Nous atten­dons Jésus à Noël, comme on dit qu’une mère ‘attend un enfant’. (Il fau­drait qu’une femme puisse par­ler ici à ma place. Ça vien­dra bien­tôt, j’espère.) Son enfant est là, bien pré­sent (oh com­bien !), — mais il n’est pas encore là. C’est cela attendre : savoir que l’être aimé est pré­sent, mais aus­si qu’il doit encore venir, ‘venir au monde’. Le Dieu que nous atten­dons, nous le por­tons en nous, au plus intime de notre cœur, mais il nous faut encore le mettre au monde : tel est bien notre voca­tion chré­tienne.
Pendant ce temps de l’Avent, nous sommes invi­tés à vivre plus inten­sé­ment ce mys­tère de la pré­sence de Dieu en nous. Dimanche pro­chain il sera ques­tion de Jean-Baptiste, celui qui pres­sen­tait déjà qu’« il y a par­mi nous quelqu’un que vous ne connais­sez pas… il vient après moi… » La litur­gie nous pré­sen­te­ra ensuite Marie qui « gar­dait tout cela en son cœur et le médi­tait… ».

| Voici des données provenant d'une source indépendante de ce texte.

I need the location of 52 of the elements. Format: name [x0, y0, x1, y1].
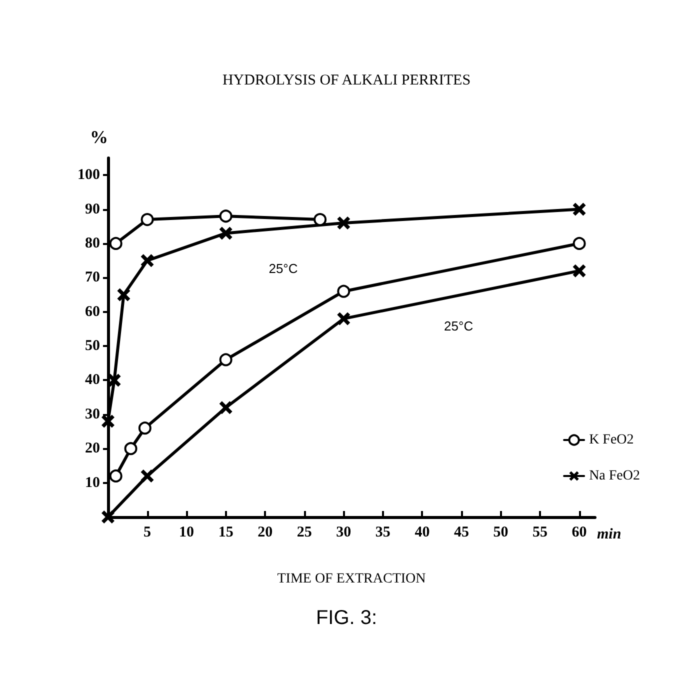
point [102, 510, 114, 524]
point [337, 216, 350, 230]
point [140, 469, 154, 482]
x-tick-label: 10 [179, 524, 194, 540]
y-tick-label: 20 [85, 440, 100, 457]
y-tick-label: 70 [85, 270, 100, 286]
point [124, 442, 138, 456]
y-axis-title: % [90, 127, 108, 147]
point [337, 284, 350, 298]
x-tick-label: 20 [258, 524, 273, 540]
x-tick-label: 55 [532, 524, 548, 540]
y-tick-label: 50 [85, 338, 100, 354]
y-tick-label: 40 [85, 372, 100, 388]
y-tick-label: 10 [85, 474, 100, 491]
point [219, 210, 232, 223]
point [572, 202, 586, 216]
y-tick-label: 60 [85, 304, 100, 320]
legend-label: Na FeO2 [589, 468, 640, 484]
caption: FIG. 3: [316, 607, 378, 629]
point [219, 226, 232, 240]
x-tick-label: 25 [296, 524, 312, 540]
x-tick-label: 45 [454, 524, 469, 540]
point [138, 422, 152, 435]
point [109, 469, 122, 482]
point [219, 401, 232, 414]
x-axis-title: TIME OF EXTRACTION [277, 572, 426, 586]
x-tick-label: 40 [414, 524, 430, 540]
point [337, 312, 350, 326]
y-tick-label: 80 [85, 235, 100, 252]
text: min [597, 526, 622, 542]
point [219, 353, 232, 366]
x-tick-label: 15 [218, 524, 234, 540]
point [109, 236, 122, 250]
annotation: 25°C [444, 318, 474, 334]
x-tick-label: 50 [493, 524, 508, 540]
x-tick-label: 35 [375, 524, 390, 540]
point [572, 264, 586, 278]
y-tick-label: 30 [85, 406, 100, 422]
chart-title: HYDROLYSIS OF ALKALI PERRITES [222, 72, 471, 88]
point [140, 213, 154, 226]
point [117, 288, 130, 302]
point [140, 254, 154, 268]
y-tick-label: 100 [78, 167, 100, 184]
x-tick-label: 30 [336, 524, 352, 540]
point [314, 213, 327, 226]
y-tick-label: 90 [85, 201, 100, 218]
x-tick-label: 5 [144, 524, 152, 540]
legend-label: K FeO2 [589, 432, 634, 448]
x-tick-label: 60 [572, 524, 587, 540]
annotation: 25°C [268, 261, 298, 276]
point [102, 414, 114, 428]
point [572, 236, 586, 250]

Oui, nous por­tons Dieu en nous ; il y a en nous cette « image de Dieu », impri­mée au plus vrai de notre être, ins­crite, dès la Création, en tout humain. Il faut faire confiance en cette pré­sence mys­té­rieuse. Certains parlent ici d’‘embryon divin’. Il faut l’accueillir, le pro­té­ger, le nour­rir. Thomas Merton a un jour très bien évo­qué cette pré­sence : « Au centre de notre être est un point qui est vierge de péché et d’illusion, une étin­celle qui appar­tient entiè­re­ment à Dieu, qui ne nous appar­tient jamais. Cette petite pointe de pau­vre­té abso­lue est la gloire de Dieu en nous. C’est pour ain­si dire, son Nom écrit en nous, sous forme de notre indi­gence, de notre qua­li­té de fils et files de Dieu »

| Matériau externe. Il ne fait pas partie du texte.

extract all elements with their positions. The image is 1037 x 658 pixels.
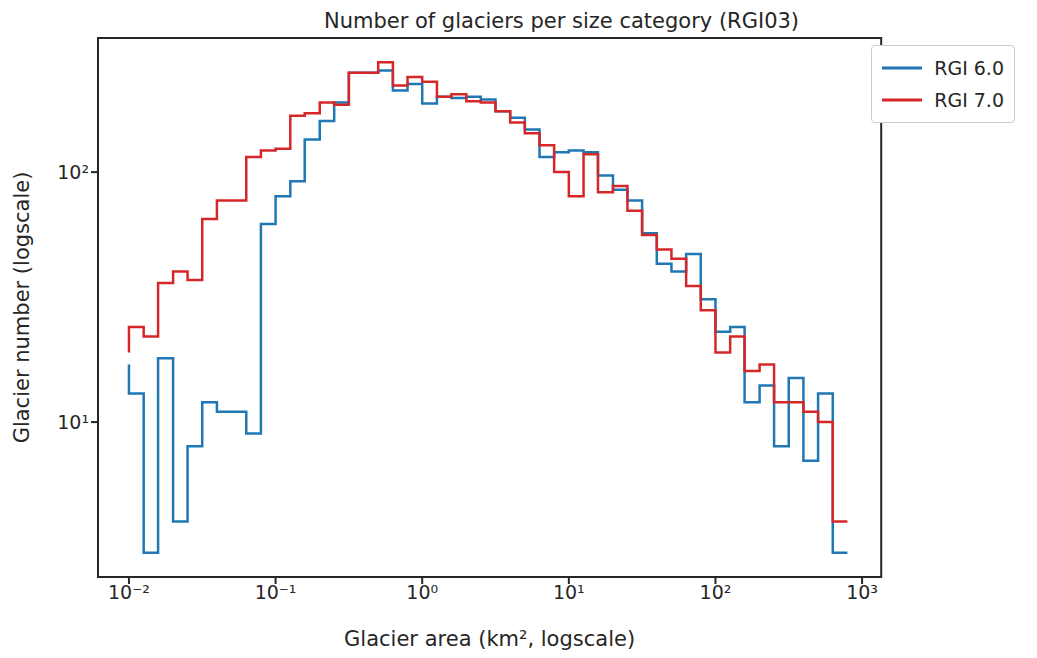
html-text:Number of glaciers per size ca: Number of glaciers per size category (RG… (323, 9, 800, 33)
html-text:RGI 7.0: RGI 7.0 (934, 89, 1004, 111)
svg-text:10⁻¹: 10⁻¹ (255, 581, 297, 603)
svg-text:Glacier area (km², logscale): Glacier area (km², logscale) (344, 627, 635, 650)
svg-text:10¹: 10¹ (553, 581, 585, 603)
svg-text:Glacier number (logscale): Glacier number (logscale) (10, 172, 34, 444)
svg-text:10¹: 10¹ (57, 411, 89, 433)
svg-text:10⁻²: 10⁻² (108, 581, 150, 603)
svg-text:10²: 10² (700, 581, 732, 603)
svg-text:10²: 10² (57, 161, 89, 183)
svg-text:10⁰: 10⁰ (406, 581, 438, 603)
svg-text:10³: 10³ (846, 581, 878, 603)
html-text:RGI 6.0: RGI 6.0 (934, 57, 1004, 79)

Mes frères, mes sœurs, oui, res­tons pré­sents à cette pré­sence de Dieu en nous. Comme nous y invite la litur­gie par la voix de saint Paul, accueillons ce temps de l’Avent, qui est un temps favo­rable pour nous éveiller et pour voir poindre le jour de la venue du Seigneur en nous et par­mi nous. Nous savons que, pour cela, il faut prendre du temps, un temps de silence et d’adoration, le temps de la patience, si néces­saire pour que gran­disse en nous cet ‘embryon divin’, pour qu’il puisse venir au monde, dis­crè­te­ment, res­pec­tueu­se­ment, — évi­dem­ment. C’est un temps d’attente confiante, aimante, pleine d’espérance, mais aus­si déjà plein d’énergie pour répondre aux exi­gences de celui qui va venir. Même dans le fra­cas des évè­ne­ments ter­ribles que nous décrivent les apo­ca­lypses de la Bible, comme d’ailleurs aus­si les media, chaque jour, même dans l’incertitude sur l’avenir qui pour­rait nous faire perdre cou­rage, il est pos­sible et néces­saire de res­ter pré­sents à cette pré­sence de Dieu en nous. Quand nous en pre­nons mieux conscience, per­son­nel­le­ment, nous réa­li­sons alors aus­si qu’il est éga­le­ment pré­sent en cha­cun de nos frères et sœurs, et nous pou­vons d’autant mieux les res­pec­ter et les ser­vir.
Car cette pré­sence de Dieu en nous est active : elle est com­mu­nion à l’action de Dieu qui nous engage, cha­cun, là où nous sommes, pour construire un monde nou­veau où, « de leurs épées, les hommes for­ge­ront des socs de char­rue et de leurs lances, des fau­cilles ». Chacun à sa place, au fond d’un monas­tère, der­rière les cas­se­roles, à une place déci­sive pour la socié­té, — sim­ple­ment à notre place, nous pou­vons voir où sont les épées et les lances qui attendent notre inter­ven­tion, pour les conver­tir en ins­tru­ments de paix. Prions les uns pour les autres pour que nous soyons tou­jours davan­tage éveillés à cette pré­sence agis­sante de Dieu en nous, pour que nous deve­nions à notre tour des arti­sans de paix, de joie et de com­mu­nion.